Yurt genelinde "Sarhoş olmayacak kadar içki içmek günah değildir" ifadesine katılanların oranı yüzde 6,4 olurken bu görüşe katılmayanların oranı yüzde 87,6 olarak belirlendi.

Kurşun döktürme 

Nazardan kurtulmak için kurşun döktürmenin doğru olduğunu belirtenlerin oranı yüzde 11,7 yanlış olduğunu belirtenlerin oranı ise yüzde 79,3 olarak tespit edildi. Erkeklerde bu inanışı doğru bulanların oranı yüzde 9,6 iken bu rakam kadınlarda yüzde 13,7'ye çıktı. 
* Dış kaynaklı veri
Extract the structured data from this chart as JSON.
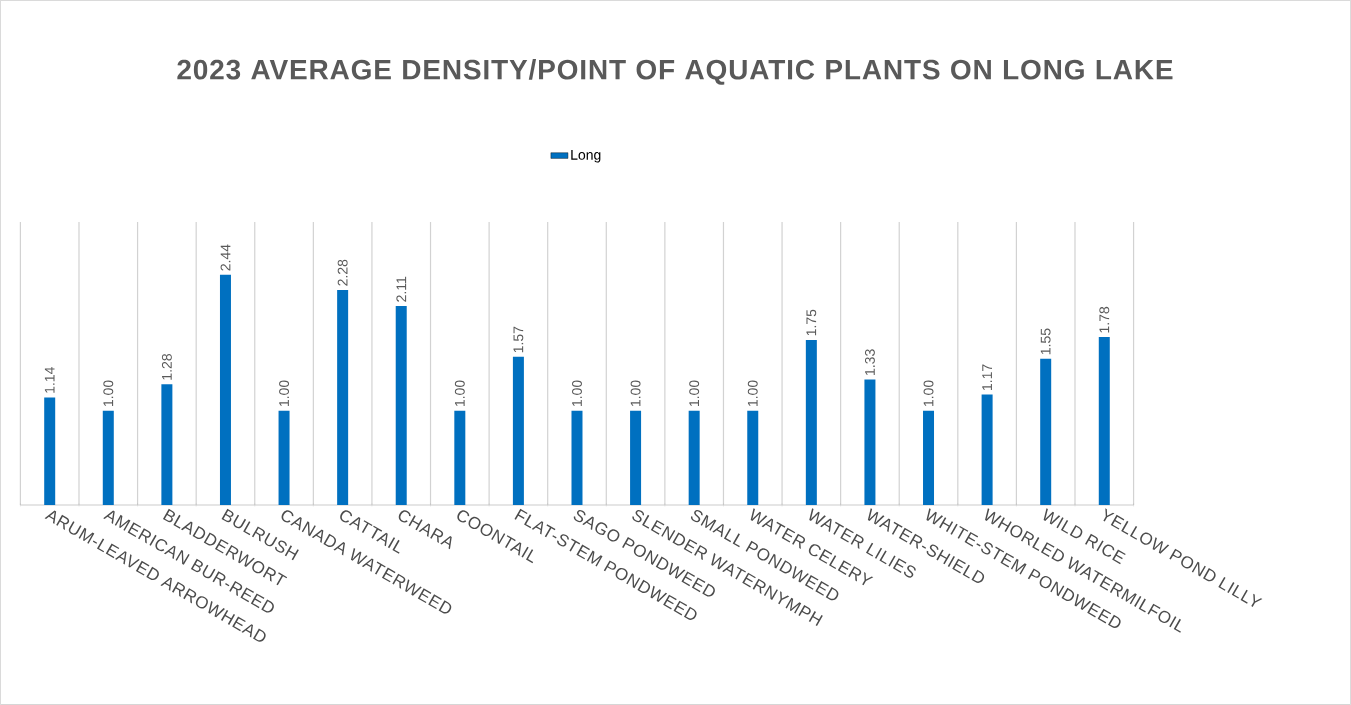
{
  "chart_data": {
    "type": "bar",
    "title": "2023 AVERAGE DENSITY/POINT OF AQUATIC PLANTS ON LONG LAKE",
    "categories": [
      "ARUM-LEAVED ARROWHEAD",
      "AMERICAN BUR-REED",
      "BLADDERWORT",
      "BULRUSH",
      "CANADA WATERWEED",
      "CATTAIL",
      "CHARA",
      "COONTAIL",
      "FLAT-STEM PONDWEED",
      "SAGO PONDWEED",
      "SLENDER WATERNYMPH",
      "SMALL PONDWEED",
      "WATER CELERY",
      "WATER LILIES",
      "WATER-SHIELD",
      "WHITE-STEM PONDWEED",
      "WHORLED WATERMILFOIL",
      "WILD RICE",
      "YELLOW POND LILLY"
    ],
    "series": [
      {
        "name": "Long",
        "color": "#0070c0",
        "values": [
          1.14,
          1.0,
          1.28,
          2.44,
          1.0,
          2.28,
          2.11,
          1.0,
          1.57,
          1.0,
          1.0,
          1.0,
          1.0,
          1.75,
          1.33,
          1.0,
          1.17,
          1.55,
          1.78
        ],
        "value_labels": [
          "1.14",
          "1.00",
          "1.28",
          "2.44",
          "1.00",
          "2.28",
          "2.11",
          "1.00",
          "1.57",
          "1.00",
          "1.00",
          "1.00",
          "1.00",
          "1.75",
          "1.33",
          "1.00",
          "1.17",
          "1.55",
          "1.78"
        ]
      }
    ],
    "ylim": [
      0,
      3
    ],
    "grid": "x",
    "legend": "top"
  }
}
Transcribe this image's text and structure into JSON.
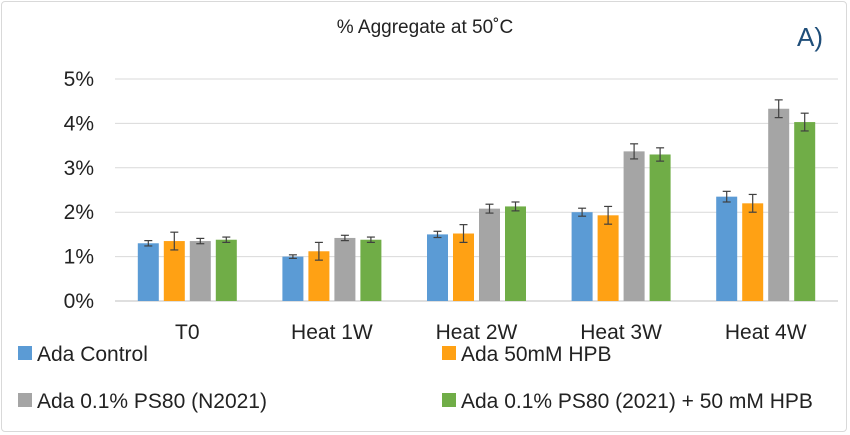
{
  "chart_data": {
    "type": "bar",
    "title": "% Aggregate at 50˚C",
    "panel_label": "A)",
    "xlabel": "",
    "ylabel": "",
    "ylim": [
      0,
      5
    ],
    "ytick_values": [
      0,
      1,
      2,
      3,
      4,
      5
    ],
    "ytick_labels": [
      "0%",
      "1%",
      "2%",
      "3%",
      "4%",
      "5%"
    ],
    "grid": true,
    "legend_position": "bottom",
    "error_bars": true,
    "categories": [
      "T0",
      "Heat 1W",
      "Heat 2W",
      "Heat 3W",
      "Heat 4W"
    ],
    "series": [
      {
        "name": "Ada Control",
        "color": "#5b9bd5",
        "values": [
          1.3,
          1.0,
          1.5,
          2.0,
          2.35
        ],
        "errors": [
          0.06,
          0.04,
          0.07,
          0.09,
          0.12
        ]
      },
      {
        "name": "Ada 50mM HPB",
        "color": "#ffa114",
        "values": [
          1.35,
          1.12,
          1.52,
          1.93,
          2.2
        ],
        "errors": [
          0.2,
          0.2,
          0.2,
          0.2,
          0.2
        ]
      },
      {
        "name": "Ada 0.1% PS80 (N2021)",
        "color": "#a5a5a5",
        "values": [
          1.35,
          1.42,
          2.08,
          3.37,
          4.33
        ],
        "errors": [
          0.06,
          0.06,
          0.1,
          0.17,
          0.2
        ]
      },
      {
        "name": "Ada 0.1% PS80 (2021) + 50 mM HPB",
        "color": "#70ad47",
        "values": [
          1.38,
          1.38,
          2.13,
          3.3,
          4.03
        ],
        "errors": [
          0.06,
          0.06,
          0.1,
          0.15,
          0.2
        ]
      }
    ]
  }
}
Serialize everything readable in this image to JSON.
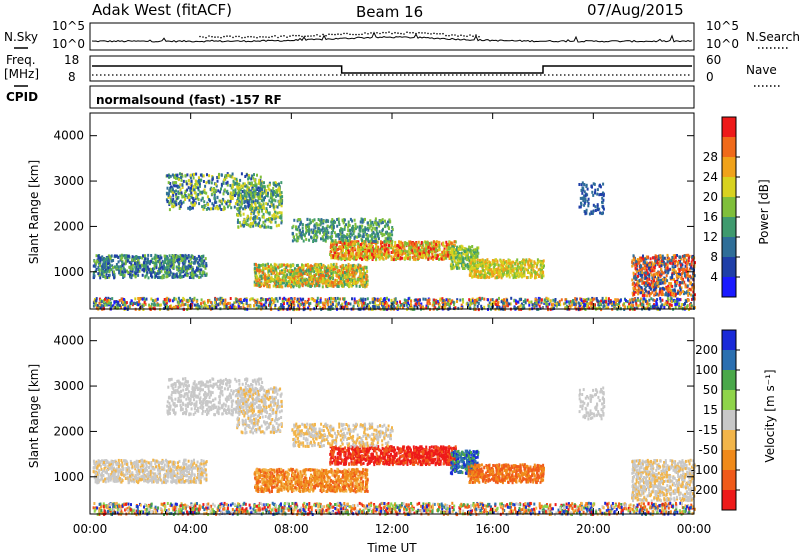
{
  "header": {
    "station": "Adak West (fitACF)",
    "beam": "Beam 16",
    "date": "07/Aug/2015"
  },
  "meta_panels": {
    "nsky_label": "N.Sky",
    "nsearch_label": "N.Search",
    "freq_label": "Freq.",
    "freq_unit": "[MHz]",
    "nave_label": "Nave",
    "cpid_label": "CPID",
    "cpid_text": "normalsound (fast) -157 RF",
    "noise_ticks_left": [
      "10^5",
      "10^0"
    ],
    "noise_ticks_right": [
      "10^5",
      "10^0"
    ],
    "freq_ticks": [
      "18",
      "8"
    ],
    "nave_ticks": [
      "60",
      "0"
    ]
  },
  "colors": {
    "power_scale": [
      "#1a1aff",
      "#1f3fa8",
      "#2f6e98",
      "#3f9a6e",
      "#7fbf3a",
      "#d8d21f",
      "#f0a21a",
      "#f06a1a",
      "#ee1a1a"
    ],
    "velocity_scale": [
      "#ee1a1a",
      "#f05a1a",
      "#f08a1a",
      "#f2b54a",
      "#c8c8c8",
      "#8fd44a",
      "#4aa84a",
      "#2a6fb0",
      "#1a2ad8"
    ]
  },
  "chart_data": [
    {
      "type": "heatmap",
      "name": "power",
      "ylabel": "Slant Range [km]",
      "x_ticks": [
        "00:00",
        "04:00",
        "08:00",
        "12:00",
        "16:00",
        "20:00",
        "00:00"
      ],
      "xlim_hours": [
        0,
        24
      ],
      "y_ticks": [
        1000,
        2000,
        3000,
        4000
      ],
      "ylim": [
        180,
        4500
      ],
      "colorbar_label": "Power [dB]",
      "colorbar_ticks": [
        "4",
        "8",
        "12",
        "16",
        "20",
        "24",
        "28"
      ],
      "colorbar_range": [
        0,
        32
      ]
    },
    {
      "type": "heatmap",
      "name": "velocity",
      "ylabel": "Slant Range [km]",
      "x_ticks": [
        "00:00",
        "04:00",
        "08:00",
        "12:00",
        "16:00",
        "20:00",
        "00:00"
      ],
      "xlim_hours": [
        0,
        24
      ],
      "y_ticks": [
        1000,
        2000,
        3000,
        4000
      ],
      "ylim": [
        180,
        4500
      ],
      "xlabel": "Time UT",
      "colorbar_label": "Velocity [m s⁻¹]",
      "colorbar_ticks": [
        "200",
        "100",
        "50",
        "15",
        "-15",
        "-50",
        "-100",
        "-200"
      ]
    }
  ]
}
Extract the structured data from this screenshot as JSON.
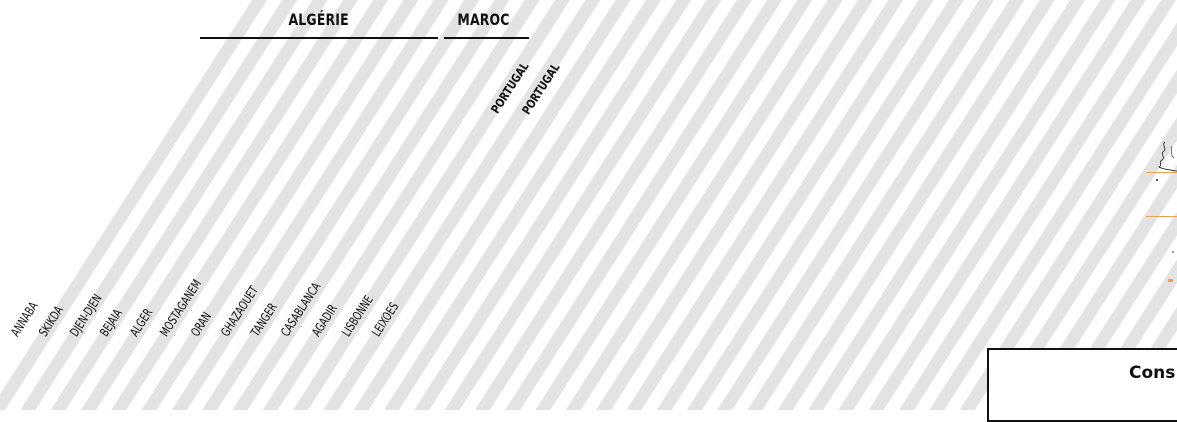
{
  "countries": {
    "algerie": "ALGÉRIE",
    "maroc": "MAROC"
  },
  "portugal_tags": [
    "PORTUGAL",
    "PORTUGAL"
  ],
  "ports": [
    "ANNABA",
    "SKIKDA",
    "DJEN-DJEN",
    "BEJAIA",
    "ALGER",
    "MOSTAGANEM",
    "ORAN",
    "GHAZAOUET",
    "TANGER",
    "CASABLANCA",
    "AGADIR",
    "LISBONNE",
    "LEIXOES"
  ],
  "legend": {
    "title": "Cons"
  },
  "colors": {
    "stripe": "#e3e3e3",
    "accent": "#f0a050",
    "text": "#111111"
  }
}
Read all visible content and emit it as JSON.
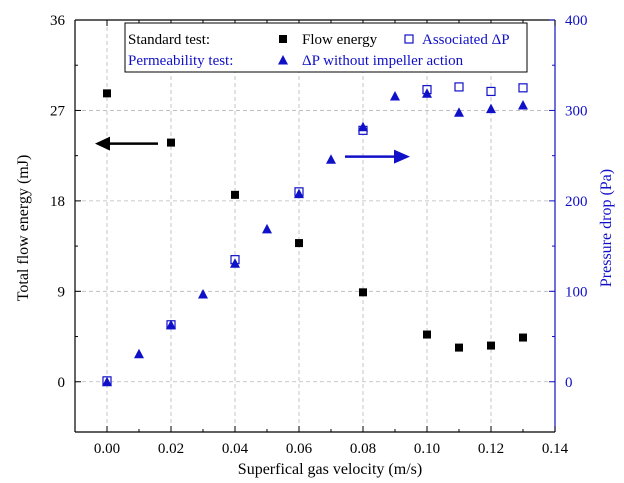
{
  "chart_data": {
    "type": "scatter",
    "xlabel": "Superfical gas velocity (m/s)",
    "ylabel_left": "Total flow energy (mJ)",
    "ylabel_right": "Pressure drop (Pa)",
    "xlim": [
      -0.01,
      0.14
    ],
    "ylim_left": [
      -5,
      36
    ],
    "ylim_right": [
      -55.56,
      400
    ],
    "x_ticks": [
      "0.00",
      "0.02",
      "0.04",
      "0.06",
      "0.08",
      "0.10",
      "0.12",
      "0.14"
    ],
    "y_left_ticks": [
      "0",
      "9",
      "18",
      "27",
      "36"
    ],
    "y_right_ticks": [
      "0",
      "100",
      "200",
      "300",
      "400"
    ],
    "grid": true,
    "legend": {
      "position": "top",
      "rows": [
        {
          "label": "Standard test:",
          "color": "#000000",
          "entries": [
            {
              "marker": "filled-square",
              "text": "Flow energy"
            },
            {
              "marker": "open-square",
              "text": "Associated ΔP"
            }
          ]
        },
        {
          "label": "Permeability test:",
          "color": "#1010c8",
          "entries": [
            {
              "marker": "filled-triangle",
              "text": "ΔP without impeller action"
            }
          ]
        }
      ]
    },
    "series": [
      {
        "name": "Flow energy",
        "axis": "left",
        "marker": "filled-square",
        "color": "#000000",
        "x": [
          0.0,
          0.02,
          0.04,
          0.06,
          0.08,
          0.1,
          0.11,
          0.12,
          0.13
        ],
        "y": [
          28.7,
          23.8,
          18.6,
          13.8,
          8.9,
          4.7,
          3.4,
          3.6,
          4.4
        ]
      },
      {
        "name": "Associated ΔP",
        "axis": "right",
        "marker": "open-square",
        "color": "#1010c8",
        "x": [
          0.0,
          0.02,
          0.04,
          0.06,
          0.08,
          0.1,
          0.11,
          0.12,
          0.13
        ],
        "y": [
          1,
          63,
          135,
          210,
          278,
          323,
          326,
          321,
          325
        ]
      },
      {
        "name": "ΔP without impeller action",
        "axis": "right",
        "marker": "filled-triangle",
        "color": "#1010c8",
        "x": [
          0.0,
          0.01,
          0.02,
          0.03,
          0.04,
          0.05,
          0.06,
          0.07,
          0.08,
          0.09,
          0.1,
          0.11,
          0.12,
          0.13
        ],
        "y": [
          0,
          31,
          63,
          97,
          131,
          169,
          208,
          246,
          282,
          316,
          319,
          298,
          302,
          306
        ]
      }
    ],
    "annotations": [
      {
        "type": "arrow",
        "direction": "left",
        "color": "#000000",
        "meaning": "left axis"
      },
      {
        "type": "arrow",
        "direction": "right",
        "color": "#1010c8",
        "meaning": "right axis"
      }
    ]
  }
}
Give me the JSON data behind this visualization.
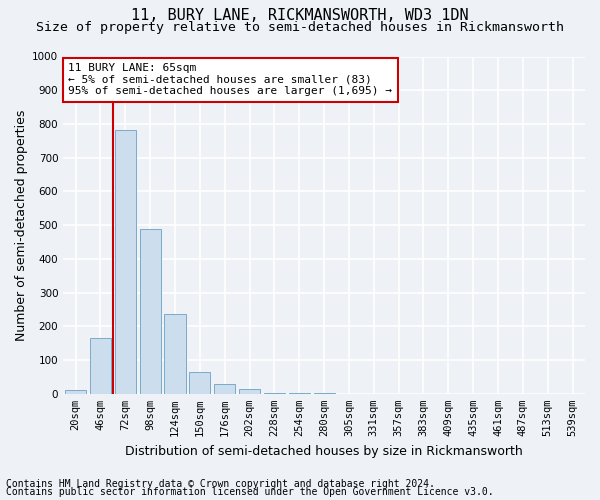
{
  "title": "11, BURY LANE, RICKMANSWORTH, WD3 1DN",
  "subtitle": "Size of property relative to semi-detached houses in Rickmansworth",
  "xlabel": "Distribution of semi-detached houses by size in Rickmansworth",
  "ylabel": "Number of semi-detached properties",
  "bar_color": "#ccdded",
  "bar_edge_color": "#7aaac8",
  "categories": [
    "20sqm",
    "46sqm",
    "72sqm",
    "98sqm",
    "124sqm",
    "150sqm",
    "176sqm",
    "202sqm",
    "228sqm",
    "254sqm",
    "280sqm",
    "305sqm",
    "331sqm",
    "357sqm",
    "383sqm",
    "409sqm",
    "435sqm",
    "461sqm",
    "487sqm",
    "513sqm",
    "539sqm"
  ],
  "values": [
    12,
    165,
    783,
    490,
    237,
    65,
    30,
    15,
    2,
    1,
    1,
    0,
    0,
    0,
    0,
    0,
    0,
    0,
    0,
    0,
    0
  ],
  "ylim": [
    0,
    1000
  ],
  "yticks": [
    0,
    100,
    200,
    300,
    400,
    500,
    600,
    700,
    800,
    900,
    1000
  ],
  "vline_x_index": 1.5,
  "vline_color": "#cc0000",
  "annotation_text": "11 BURY LANE: 65sqm\n← 5% of semi-detached houses are smaller (83)\n95% of semi-detached houses are larger (1,695) →",
  "annotation_box_color": "#ffffff",
  "annotation_box_edge": "#cc0000",
  "footer_line1": "Contains HM Land Registry data © Crown copyright and database right 2024.",
  "footer_line2": "Contains public sector information licensed under the Open Government Licence v3.0.",
  "background_color": "#eef2f7",
  "grid_color": "#ffffff",
  "title_fontsize": 11,
  "subtitle_fontsize": 9.5,
  "ylabel_fontsize": 9,
  "xlabel_fontsize": 9,
  "tick_fontsize": 7.5,
  "annotation_fontsize": 8,
  "footer_fontsize": 7
}
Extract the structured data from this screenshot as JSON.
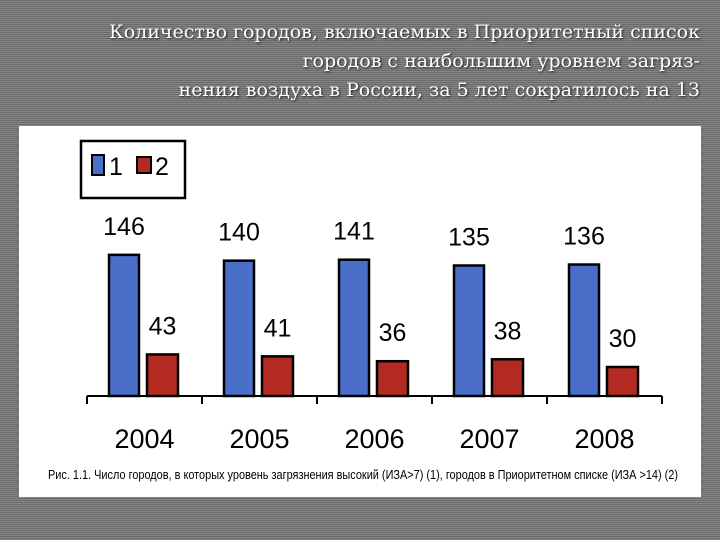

Bir ihtiyacını türbe ve yatırdan dilemeyi doğru bulmayanların oranı yüzde 85,2 olurken günlük hayatında karar verirken bu tercihinden Allah'ın hoşnut olup olmayacağını her zaman düşündüğünü belirtenlerin oranı yüzde 77,3 olarak belirtildi.

Katılımcıların yüzde 87,1'i çocuklarını İslami hassasiyetlere uygun olarak yetiştirdiğini ifade etti. Misafirlikte kadın ve erkeklerin aynı ortamda bulunmamasını hemen her zaman tercih ettiğini belirtenlerin oranı yüzde 27,4 olurken ara sıra tercih ettiğini belirtenler yüzde 32,1, hiçbir zaman tercih etmediğini ifade edenlerin oranı 38,5 oldu.

Katılımcıların yüzde 68,9'u eş seçiminde önceliğinin dindarlık olduğunu belirtirken tamamına yakını resmi nikah kıyıldıktan sonra dini nikahın da gerekli olduğunu kaydetti.

Halkın yarısı dini grup ve cemaatlerin yararlı olduğunu belirtti. Bu görüşe kısmen katıldığını belirtenlerin oranı yüzde 19 olurken yüzde 16,7'si bu düşünceye katılmadığını kaydetti. Dini grup ve cemaat faaliyetlerini devlet tarafından denetlenmesi gerektiği fikrine ise yüzde 67,5 oranında katılım oldu. 

Diyanet İşleri Başkanı Görmez

Diyanet İşleri Başkanı Mehmet Görmez ise kitap haline getirilen araştırmanın kaleme aldığı önsözünde, başkanlığın görevlerini bütün siyasi görüş ve düşüncelerin dışında kalarak  ve milletçe bütünleşmeyi amaç edinerek gerçekleştirdiğini bildirdi.

Toplumun itikat, ibadet ve ahlak alanlarındaki ihtiyaç ve beklentilerini karşılamak için yurt genelinde çalışmalarını aksatmadan sürdürdüklerini belirten Görmez, "Başkanlığımızın TÜİK'in katkılarıyla kamuoyuna takdim ettiği bu araştırma aslında ciddi ve nitelikli bir alan çalışmasıdır" ifadesini kullandı.

Araştırma sonucunda ortaya çıkan verilerin birçok açıdan analize ve değerlendirmeye muhtaç olduğunu belirten Görmez, şunları kaydetti:

"Araştırma, ülkemizde yaşayan İslam dinine mensup vatandaşların inanç ve ibadetlerini yerine getirme ve dini bilgi durumlarıyla dinin gündelik yaşamdaki yansımalarına ilişkin tespitleri içermektedir. Bu veriler toplumu din konusunda aydınlatmakla görevli olan Diyanet İşleri Başkanlığının hizmet planlamalarında önemli bir dayanak olacaktır. Bu çalışma ayrıca ülkemizde yaşanan dini hayat hususunda araştırma yapan, fikir yürüten, sorumluluk sahibi her kişiye sağlam ve üzerinde zihin yorulabilecek bilgiler sunmaktadır."